Free Printable Mixed Operations Worksheets

One worksheet, all four operations. Mixed addition, subtraction, multiplication, and division drills that keep students on their toes — with answer keys. The classic timed "mad minute" practice sheet. Download, print, and go.

About Our Mixed Operations Worksheets

Our free printable mixed operations worksheets combine addition, subtraction, multiplication, and division problems on a single sheet. Instead of drilling one operation at a time, students have to recognize the symbol and switch strategies problem to problem — the skill that separates rote memorization from true arithmetic fluency. Easy sheets keep numbers small (facts to 10) for students just consolidating their four operations; medium and hard sheets scale up to larger numbers for upper-elementary review.

Each worksheet includes a separate answer key and prints on standard US Letter paper. Problems are laid out in clean columns with room to work. Every download generates a fresh randomized set, so you can print unlimited practice — ideal for daily timed drills, morning work, or end-of-unit review across all four operations.

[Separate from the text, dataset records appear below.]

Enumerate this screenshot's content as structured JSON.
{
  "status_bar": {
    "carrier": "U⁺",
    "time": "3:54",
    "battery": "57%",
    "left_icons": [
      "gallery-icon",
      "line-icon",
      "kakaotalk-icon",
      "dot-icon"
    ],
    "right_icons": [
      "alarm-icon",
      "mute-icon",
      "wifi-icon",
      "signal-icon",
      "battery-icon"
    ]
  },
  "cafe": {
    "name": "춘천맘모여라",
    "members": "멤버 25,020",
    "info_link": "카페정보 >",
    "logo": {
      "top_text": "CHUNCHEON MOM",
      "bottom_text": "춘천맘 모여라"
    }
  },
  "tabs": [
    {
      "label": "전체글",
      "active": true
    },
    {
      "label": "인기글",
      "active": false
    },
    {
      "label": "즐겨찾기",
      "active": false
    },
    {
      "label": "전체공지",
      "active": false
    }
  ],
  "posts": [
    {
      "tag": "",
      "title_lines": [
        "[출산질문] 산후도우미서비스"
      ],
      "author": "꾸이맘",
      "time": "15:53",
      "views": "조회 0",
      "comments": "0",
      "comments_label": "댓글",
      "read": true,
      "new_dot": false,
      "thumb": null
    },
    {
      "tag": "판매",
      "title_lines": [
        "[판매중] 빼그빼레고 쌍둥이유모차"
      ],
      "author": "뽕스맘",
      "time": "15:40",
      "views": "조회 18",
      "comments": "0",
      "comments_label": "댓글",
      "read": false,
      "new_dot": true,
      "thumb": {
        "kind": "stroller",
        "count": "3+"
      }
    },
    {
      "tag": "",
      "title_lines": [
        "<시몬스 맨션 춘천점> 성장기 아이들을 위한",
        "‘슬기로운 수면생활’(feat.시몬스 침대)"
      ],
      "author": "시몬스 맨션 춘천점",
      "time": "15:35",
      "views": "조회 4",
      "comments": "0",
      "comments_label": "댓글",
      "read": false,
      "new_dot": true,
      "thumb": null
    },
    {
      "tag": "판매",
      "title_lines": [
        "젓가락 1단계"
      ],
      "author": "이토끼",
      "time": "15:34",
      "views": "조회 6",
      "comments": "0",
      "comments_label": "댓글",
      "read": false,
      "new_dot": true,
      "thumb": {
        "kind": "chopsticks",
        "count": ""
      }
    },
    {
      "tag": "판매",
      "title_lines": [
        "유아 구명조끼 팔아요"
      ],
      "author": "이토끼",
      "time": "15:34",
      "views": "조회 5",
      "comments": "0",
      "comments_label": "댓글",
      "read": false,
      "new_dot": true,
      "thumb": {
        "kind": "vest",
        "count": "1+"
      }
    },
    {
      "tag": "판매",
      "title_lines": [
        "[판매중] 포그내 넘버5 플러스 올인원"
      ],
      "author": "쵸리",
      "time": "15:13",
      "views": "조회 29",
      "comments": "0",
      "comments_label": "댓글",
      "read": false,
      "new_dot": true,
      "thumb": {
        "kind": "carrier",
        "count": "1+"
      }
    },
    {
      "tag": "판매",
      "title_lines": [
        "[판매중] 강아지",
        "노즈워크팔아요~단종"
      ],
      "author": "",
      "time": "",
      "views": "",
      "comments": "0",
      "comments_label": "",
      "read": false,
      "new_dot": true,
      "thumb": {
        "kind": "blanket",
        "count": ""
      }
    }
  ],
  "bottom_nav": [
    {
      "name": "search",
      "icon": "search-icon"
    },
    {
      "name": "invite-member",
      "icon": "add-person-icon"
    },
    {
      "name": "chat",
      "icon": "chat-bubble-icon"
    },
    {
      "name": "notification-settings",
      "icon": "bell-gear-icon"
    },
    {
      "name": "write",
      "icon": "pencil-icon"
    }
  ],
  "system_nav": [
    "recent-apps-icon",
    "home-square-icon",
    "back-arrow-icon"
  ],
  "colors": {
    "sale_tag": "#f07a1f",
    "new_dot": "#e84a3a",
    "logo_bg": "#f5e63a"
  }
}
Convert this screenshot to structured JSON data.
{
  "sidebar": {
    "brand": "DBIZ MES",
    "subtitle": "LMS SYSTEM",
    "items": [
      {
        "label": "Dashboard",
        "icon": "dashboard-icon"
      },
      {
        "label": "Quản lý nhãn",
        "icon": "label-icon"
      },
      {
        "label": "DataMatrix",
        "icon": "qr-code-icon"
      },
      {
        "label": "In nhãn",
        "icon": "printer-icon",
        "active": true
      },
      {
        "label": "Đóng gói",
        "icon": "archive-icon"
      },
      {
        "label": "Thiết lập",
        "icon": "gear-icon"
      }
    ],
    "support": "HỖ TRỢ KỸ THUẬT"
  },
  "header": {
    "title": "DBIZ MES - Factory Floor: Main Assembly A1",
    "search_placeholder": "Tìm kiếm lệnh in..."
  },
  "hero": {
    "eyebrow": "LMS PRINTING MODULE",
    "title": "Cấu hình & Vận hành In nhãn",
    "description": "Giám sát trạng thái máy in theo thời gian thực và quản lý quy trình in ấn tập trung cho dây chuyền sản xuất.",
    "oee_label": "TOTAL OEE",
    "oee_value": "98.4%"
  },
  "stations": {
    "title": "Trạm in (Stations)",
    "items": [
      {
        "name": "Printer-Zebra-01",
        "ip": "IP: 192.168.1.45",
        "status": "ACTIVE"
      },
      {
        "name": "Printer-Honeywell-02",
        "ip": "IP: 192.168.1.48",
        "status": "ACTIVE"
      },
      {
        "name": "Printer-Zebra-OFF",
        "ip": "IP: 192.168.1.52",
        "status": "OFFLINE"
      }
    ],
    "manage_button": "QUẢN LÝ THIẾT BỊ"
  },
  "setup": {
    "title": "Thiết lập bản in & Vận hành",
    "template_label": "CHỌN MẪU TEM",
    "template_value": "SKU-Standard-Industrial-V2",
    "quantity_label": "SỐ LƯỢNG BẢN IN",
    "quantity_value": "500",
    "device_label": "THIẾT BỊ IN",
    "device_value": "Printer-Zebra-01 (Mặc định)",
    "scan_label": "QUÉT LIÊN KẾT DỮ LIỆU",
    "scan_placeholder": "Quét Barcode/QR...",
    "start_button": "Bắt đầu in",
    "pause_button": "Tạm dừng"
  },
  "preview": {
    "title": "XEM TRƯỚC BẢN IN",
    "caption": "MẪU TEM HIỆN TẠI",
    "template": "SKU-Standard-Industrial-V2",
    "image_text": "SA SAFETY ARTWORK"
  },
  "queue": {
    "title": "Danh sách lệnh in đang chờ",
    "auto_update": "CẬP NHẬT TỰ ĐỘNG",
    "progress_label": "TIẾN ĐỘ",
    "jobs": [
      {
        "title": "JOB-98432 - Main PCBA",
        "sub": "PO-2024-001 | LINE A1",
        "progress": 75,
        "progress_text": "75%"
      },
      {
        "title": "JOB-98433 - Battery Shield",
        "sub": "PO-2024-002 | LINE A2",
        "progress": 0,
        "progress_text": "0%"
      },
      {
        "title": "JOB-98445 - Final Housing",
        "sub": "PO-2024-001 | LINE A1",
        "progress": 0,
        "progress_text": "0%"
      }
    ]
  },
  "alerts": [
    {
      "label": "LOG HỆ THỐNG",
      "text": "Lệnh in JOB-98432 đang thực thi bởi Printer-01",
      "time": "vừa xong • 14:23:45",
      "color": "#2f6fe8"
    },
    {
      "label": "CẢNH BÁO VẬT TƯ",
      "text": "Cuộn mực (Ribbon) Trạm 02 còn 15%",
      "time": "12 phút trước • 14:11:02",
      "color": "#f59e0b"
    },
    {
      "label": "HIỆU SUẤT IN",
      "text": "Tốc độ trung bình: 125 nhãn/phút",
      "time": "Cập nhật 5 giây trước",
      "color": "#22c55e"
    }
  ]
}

Frequently Asked Questions

What are mixed operations worksheets?
Mixed operations worksheets combine addition, subtraction, multiplication, and division problems on one page, in random order. Because students can't assume the next problem uses the same operation, they have to read each symbol and choose the right strategy — which builds real arithmetic fluency rather than autopilot repetition of a single operation.
Are these the same as order of operations (PEMDAS) worksheets?
No. These are single-step drills that mix the four operations across a page (one operation per problem). They are not multi-step 'order of operations' or PEMDAS problems, where a single expression contains several operations that must be solved in a set sequence. Mixed operations worksheets are about switching between operations; order of operations is about sequencing within one expression.
When should students use mixed operation drills?
Once a student has practiced each operation on its own and knows their basic facts — usually around 3rd grade — mixed drills are the natural next step. They're ideal for daily timed practice, morning work, or reviewing all four operations before a test. Start with the easy (facts to 10) sheet and scale up as recognition speed improves.